“I could keep from you no longer, sweetheart,” he cried.

Deliverance’s arms tightened around his neck. “I be o’er glad to see ye, dear Ronald,” she said, laying her head on his shoulder, “and, oh, let it pleasure ye not to dilly-dally, but to take me to father, for I be fair weary to see him?”

So the Fellow of Harvard, with a word to his Excellency for permission, slowly descended the ladder with his precious burden in his arms.

Thus Deliverance returned to her father.


Chapter XX
The Great Physician

When the excitement had subsided somewhat, Lord Christopher was seen to lean forward with renewed earnestness, raising his hand impressively.

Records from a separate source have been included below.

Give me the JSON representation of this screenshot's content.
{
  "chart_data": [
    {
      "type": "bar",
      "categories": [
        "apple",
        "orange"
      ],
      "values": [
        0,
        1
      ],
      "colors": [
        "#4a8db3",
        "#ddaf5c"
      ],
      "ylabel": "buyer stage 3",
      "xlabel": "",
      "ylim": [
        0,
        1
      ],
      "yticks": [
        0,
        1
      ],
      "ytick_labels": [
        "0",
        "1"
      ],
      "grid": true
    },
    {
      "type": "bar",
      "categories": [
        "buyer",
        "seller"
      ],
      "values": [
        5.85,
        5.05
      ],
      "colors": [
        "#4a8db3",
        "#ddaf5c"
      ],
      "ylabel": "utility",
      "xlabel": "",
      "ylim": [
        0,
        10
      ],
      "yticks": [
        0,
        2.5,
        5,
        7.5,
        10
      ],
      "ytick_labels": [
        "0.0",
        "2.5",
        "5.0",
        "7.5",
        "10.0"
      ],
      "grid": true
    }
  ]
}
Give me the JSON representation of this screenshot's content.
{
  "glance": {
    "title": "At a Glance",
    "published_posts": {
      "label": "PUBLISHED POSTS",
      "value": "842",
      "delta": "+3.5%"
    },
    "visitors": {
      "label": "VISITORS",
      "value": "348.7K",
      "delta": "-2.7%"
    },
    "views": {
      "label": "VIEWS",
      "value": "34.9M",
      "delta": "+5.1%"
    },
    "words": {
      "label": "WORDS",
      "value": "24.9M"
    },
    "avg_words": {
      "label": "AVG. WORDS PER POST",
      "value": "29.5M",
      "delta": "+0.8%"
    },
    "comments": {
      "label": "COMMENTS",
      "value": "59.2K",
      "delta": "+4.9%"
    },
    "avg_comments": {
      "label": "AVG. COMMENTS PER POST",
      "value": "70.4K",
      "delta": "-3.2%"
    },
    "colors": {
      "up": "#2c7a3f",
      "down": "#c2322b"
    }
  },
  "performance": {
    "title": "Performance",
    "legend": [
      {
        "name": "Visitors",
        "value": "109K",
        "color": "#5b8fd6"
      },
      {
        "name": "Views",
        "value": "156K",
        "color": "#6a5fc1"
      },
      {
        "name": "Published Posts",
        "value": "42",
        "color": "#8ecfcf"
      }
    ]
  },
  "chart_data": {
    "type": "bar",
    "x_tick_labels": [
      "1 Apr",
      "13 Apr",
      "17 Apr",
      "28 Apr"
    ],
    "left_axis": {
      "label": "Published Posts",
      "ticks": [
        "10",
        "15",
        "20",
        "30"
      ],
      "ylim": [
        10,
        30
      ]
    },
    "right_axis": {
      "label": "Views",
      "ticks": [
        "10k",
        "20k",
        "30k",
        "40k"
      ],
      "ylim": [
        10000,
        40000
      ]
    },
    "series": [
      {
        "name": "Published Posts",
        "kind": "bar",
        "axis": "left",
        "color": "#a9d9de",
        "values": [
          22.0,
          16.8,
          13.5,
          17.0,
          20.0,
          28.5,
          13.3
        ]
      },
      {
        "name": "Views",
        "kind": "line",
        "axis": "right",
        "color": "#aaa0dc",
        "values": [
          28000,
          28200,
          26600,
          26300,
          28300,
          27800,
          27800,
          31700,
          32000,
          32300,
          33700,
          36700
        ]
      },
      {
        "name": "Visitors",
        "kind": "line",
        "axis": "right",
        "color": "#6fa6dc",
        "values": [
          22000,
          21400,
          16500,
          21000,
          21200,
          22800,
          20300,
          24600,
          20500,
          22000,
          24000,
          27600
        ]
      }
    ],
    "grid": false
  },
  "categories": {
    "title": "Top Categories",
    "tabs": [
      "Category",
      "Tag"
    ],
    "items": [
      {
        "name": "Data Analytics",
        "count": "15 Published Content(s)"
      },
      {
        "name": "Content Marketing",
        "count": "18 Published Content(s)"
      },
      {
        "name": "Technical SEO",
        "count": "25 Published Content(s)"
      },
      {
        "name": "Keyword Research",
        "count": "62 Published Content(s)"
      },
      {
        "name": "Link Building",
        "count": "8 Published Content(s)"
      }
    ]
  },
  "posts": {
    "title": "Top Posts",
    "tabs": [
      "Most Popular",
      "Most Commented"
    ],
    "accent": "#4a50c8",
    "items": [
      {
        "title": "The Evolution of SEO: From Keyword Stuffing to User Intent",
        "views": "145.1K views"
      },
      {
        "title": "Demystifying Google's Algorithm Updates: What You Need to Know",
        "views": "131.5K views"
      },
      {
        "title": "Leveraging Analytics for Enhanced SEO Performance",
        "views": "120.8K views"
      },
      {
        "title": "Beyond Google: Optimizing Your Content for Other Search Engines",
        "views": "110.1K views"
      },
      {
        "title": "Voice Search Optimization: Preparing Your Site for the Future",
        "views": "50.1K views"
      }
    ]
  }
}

“My dear people,” he said, and the great physician’s voice was tender as if speaking to sick and fretful children, “my dear people, God hath afflicted you more sorely with this plague of witchery than with the Black Plague itself. Yet it lies with you to check this foul disease. The Bible says, ‘Thou shalt not suffer a witch to live.’ But it also commands, ‘Judge not, that ye be not judged.’ Abide by the latter injunction, that you save your souls from sin and let not your land run red with innocent blood. Let each one of you be so exalted in goodness that evil cannot enter into you. But, and my words on witchery impress you not, let me at least beseech you who are of man’s estate and have catched a child in sin, to remember that it but does as those around it, and is therefore to be dealt by tenderly.

“And yet another subject am I driven to speak to you upon.